The judge will formally charge the jury on Monday.
The jury, however, did yesterday hear statements and answers of the accused to questions from gardaí who investigated the case.
The accused said to gardaí: “I wish to state nothing of a sexual nature ever happened between my brother and I.
“I did occasionally babysit. Nothing of a sexual nature ever happened.
“There were very acrimonious family law proceedings [where the accused and her parents had sought access to the complainant’s son]. I was not aware of any problems between my brother and I before that.”
She said he stopped talking to members of the family in 2009 and then he and his partner had a baby in 2013.
The family sought access to the child through the family law courts in 2015. The accused woman said that was the first time she heard the allegation that she sexually abused her brother in the 1990s.

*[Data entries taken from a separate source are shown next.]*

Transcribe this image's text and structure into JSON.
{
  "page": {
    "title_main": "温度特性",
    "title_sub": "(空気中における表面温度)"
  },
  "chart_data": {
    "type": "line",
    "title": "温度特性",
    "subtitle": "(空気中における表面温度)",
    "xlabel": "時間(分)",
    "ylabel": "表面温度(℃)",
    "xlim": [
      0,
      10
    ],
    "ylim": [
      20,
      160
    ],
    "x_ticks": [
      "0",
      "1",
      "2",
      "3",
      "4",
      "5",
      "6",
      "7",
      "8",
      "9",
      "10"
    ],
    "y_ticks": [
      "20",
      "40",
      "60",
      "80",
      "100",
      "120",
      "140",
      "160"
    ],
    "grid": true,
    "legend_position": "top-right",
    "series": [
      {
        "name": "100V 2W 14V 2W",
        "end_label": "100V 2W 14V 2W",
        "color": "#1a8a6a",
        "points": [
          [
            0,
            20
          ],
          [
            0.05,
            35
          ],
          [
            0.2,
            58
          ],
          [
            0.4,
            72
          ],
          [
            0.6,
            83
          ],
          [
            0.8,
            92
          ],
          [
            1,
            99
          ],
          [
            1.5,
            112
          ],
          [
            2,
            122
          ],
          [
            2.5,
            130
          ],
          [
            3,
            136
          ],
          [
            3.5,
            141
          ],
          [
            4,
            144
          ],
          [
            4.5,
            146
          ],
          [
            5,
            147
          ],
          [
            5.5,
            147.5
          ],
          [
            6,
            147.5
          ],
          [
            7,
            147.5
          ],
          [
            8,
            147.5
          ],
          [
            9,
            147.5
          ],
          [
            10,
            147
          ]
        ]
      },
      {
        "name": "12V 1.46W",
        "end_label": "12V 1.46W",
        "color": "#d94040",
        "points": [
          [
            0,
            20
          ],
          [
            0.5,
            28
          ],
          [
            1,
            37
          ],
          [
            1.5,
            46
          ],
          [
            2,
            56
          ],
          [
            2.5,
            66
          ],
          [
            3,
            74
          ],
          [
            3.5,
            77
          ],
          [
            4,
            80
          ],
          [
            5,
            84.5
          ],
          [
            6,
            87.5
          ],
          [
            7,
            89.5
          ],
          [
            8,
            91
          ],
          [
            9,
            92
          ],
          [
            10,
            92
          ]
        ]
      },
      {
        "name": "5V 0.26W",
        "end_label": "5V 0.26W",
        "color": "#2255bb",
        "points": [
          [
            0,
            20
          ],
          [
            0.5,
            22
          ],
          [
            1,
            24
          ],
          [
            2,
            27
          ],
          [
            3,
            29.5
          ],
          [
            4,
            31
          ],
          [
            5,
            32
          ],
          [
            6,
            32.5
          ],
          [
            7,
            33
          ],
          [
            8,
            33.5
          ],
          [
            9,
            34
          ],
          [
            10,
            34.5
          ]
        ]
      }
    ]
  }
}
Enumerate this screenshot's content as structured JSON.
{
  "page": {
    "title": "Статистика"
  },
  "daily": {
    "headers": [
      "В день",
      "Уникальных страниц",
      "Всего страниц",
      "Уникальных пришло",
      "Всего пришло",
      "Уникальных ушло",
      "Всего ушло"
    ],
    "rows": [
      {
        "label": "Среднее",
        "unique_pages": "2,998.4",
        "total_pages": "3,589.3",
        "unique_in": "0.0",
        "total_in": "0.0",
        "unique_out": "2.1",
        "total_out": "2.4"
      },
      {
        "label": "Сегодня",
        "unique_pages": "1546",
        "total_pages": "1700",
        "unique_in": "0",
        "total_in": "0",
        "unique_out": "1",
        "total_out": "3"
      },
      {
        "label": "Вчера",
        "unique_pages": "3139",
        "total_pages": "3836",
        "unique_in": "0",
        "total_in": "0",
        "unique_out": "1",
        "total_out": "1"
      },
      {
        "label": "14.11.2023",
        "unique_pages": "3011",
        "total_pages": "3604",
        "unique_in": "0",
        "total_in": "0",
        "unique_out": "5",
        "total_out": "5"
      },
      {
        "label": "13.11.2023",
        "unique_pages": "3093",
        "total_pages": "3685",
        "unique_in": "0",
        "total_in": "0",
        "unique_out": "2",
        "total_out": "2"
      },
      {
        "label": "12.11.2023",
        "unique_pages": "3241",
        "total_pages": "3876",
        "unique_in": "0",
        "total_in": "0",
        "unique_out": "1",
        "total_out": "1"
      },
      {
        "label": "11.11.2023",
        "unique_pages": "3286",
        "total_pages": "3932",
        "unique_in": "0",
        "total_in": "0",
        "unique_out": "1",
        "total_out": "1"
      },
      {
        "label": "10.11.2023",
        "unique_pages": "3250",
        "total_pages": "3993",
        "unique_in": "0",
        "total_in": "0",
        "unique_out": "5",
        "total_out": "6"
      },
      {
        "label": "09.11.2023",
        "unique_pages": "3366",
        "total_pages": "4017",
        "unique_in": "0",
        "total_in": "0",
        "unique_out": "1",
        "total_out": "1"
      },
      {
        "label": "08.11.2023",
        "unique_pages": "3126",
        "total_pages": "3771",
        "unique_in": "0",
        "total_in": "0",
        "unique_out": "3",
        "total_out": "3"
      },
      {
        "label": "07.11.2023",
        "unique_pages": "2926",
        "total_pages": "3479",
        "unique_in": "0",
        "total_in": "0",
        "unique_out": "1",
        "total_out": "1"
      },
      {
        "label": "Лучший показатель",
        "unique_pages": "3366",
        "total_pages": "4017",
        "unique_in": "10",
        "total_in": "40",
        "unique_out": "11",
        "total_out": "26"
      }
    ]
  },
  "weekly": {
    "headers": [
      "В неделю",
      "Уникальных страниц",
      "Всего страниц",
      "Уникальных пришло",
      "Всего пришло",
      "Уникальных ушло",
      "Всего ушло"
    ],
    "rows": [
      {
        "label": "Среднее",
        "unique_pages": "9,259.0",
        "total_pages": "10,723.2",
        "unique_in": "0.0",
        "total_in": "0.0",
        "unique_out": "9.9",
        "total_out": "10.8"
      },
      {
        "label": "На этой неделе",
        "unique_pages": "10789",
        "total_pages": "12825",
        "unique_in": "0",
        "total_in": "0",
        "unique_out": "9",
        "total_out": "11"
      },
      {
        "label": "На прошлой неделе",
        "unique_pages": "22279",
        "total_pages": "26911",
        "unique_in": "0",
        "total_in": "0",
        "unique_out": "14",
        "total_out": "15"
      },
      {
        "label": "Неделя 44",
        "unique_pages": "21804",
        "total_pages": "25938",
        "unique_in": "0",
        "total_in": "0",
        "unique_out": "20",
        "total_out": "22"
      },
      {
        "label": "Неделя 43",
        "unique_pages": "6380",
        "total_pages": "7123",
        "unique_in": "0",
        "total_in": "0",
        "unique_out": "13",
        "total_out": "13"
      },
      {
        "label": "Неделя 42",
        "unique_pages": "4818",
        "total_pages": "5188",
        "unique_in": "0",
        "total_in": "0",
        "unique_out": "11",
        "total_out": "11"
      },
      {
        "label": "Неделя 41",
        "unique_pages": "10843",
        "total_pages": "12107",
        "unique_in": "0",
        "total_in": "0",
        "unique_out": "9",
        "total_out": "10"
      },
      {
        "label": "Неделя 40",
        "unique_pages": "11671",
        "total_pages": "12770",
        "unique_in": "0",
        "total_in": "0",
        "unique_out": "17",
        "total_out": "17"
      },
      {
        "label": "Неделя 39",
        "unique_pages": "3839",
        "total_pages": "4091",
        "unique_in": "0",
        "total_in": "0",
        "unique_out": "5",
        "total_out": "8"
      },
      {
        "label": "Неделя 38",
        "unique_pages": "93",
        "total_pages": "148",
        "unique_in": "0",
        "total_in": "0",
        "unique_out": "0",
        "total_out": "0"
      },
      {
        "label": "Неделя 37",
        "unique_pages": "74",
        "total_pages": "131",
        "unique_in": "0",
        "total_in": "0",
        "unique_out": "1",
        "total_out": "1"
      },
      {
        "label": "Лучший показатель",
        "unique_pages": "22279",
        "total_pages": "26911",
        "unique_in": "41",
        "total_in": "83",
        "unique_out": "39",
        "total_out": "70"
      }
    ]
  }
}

“There was a suggestion that if I withdrew my application [for access], nothing would be said,” the woman told gardaí.
She said that she was extremely shocked, disgusted, and upset to hear the allegations.
The woman said that her brother would phone her at 2am or 3am when he was a student to get a lift home and she obliged. She said, at another time when they were both living away from home, he would call to her apartment with his washing and she would give it back to him cleaned and ironed.
When various details were put to her by the gardaí about the alleged sexual assaults, she said they never happened and they were total lies.
“I looked after him as a sister. Nothing happened and it is very upsetting,” said the woman.
Defence counsel Mr Heneghan put it to the complainant he had first alleged his older sister sexually assaulted him when she applied for access to his child.
“Did you suggest if your sister’s application was withdrawn you would withdraw your allegation — that this would not be heard about again?” Mr Heneghan asked.
The complainant replied: “I don’t remember saying that. I was not using it as a bargaining chip.”
Mr Heneghan repeated the allegation and went into the transcript of what various parties said during the family law court in camera hearings. The complainant said yesterday: “That does not mean I would be withdrawing my version of events, my knowledge of what happened. I cannot withdraw something that happened to me.”
The complainant said the first of the alleged incidents occurred when his parents were away for a weekend in May 1993.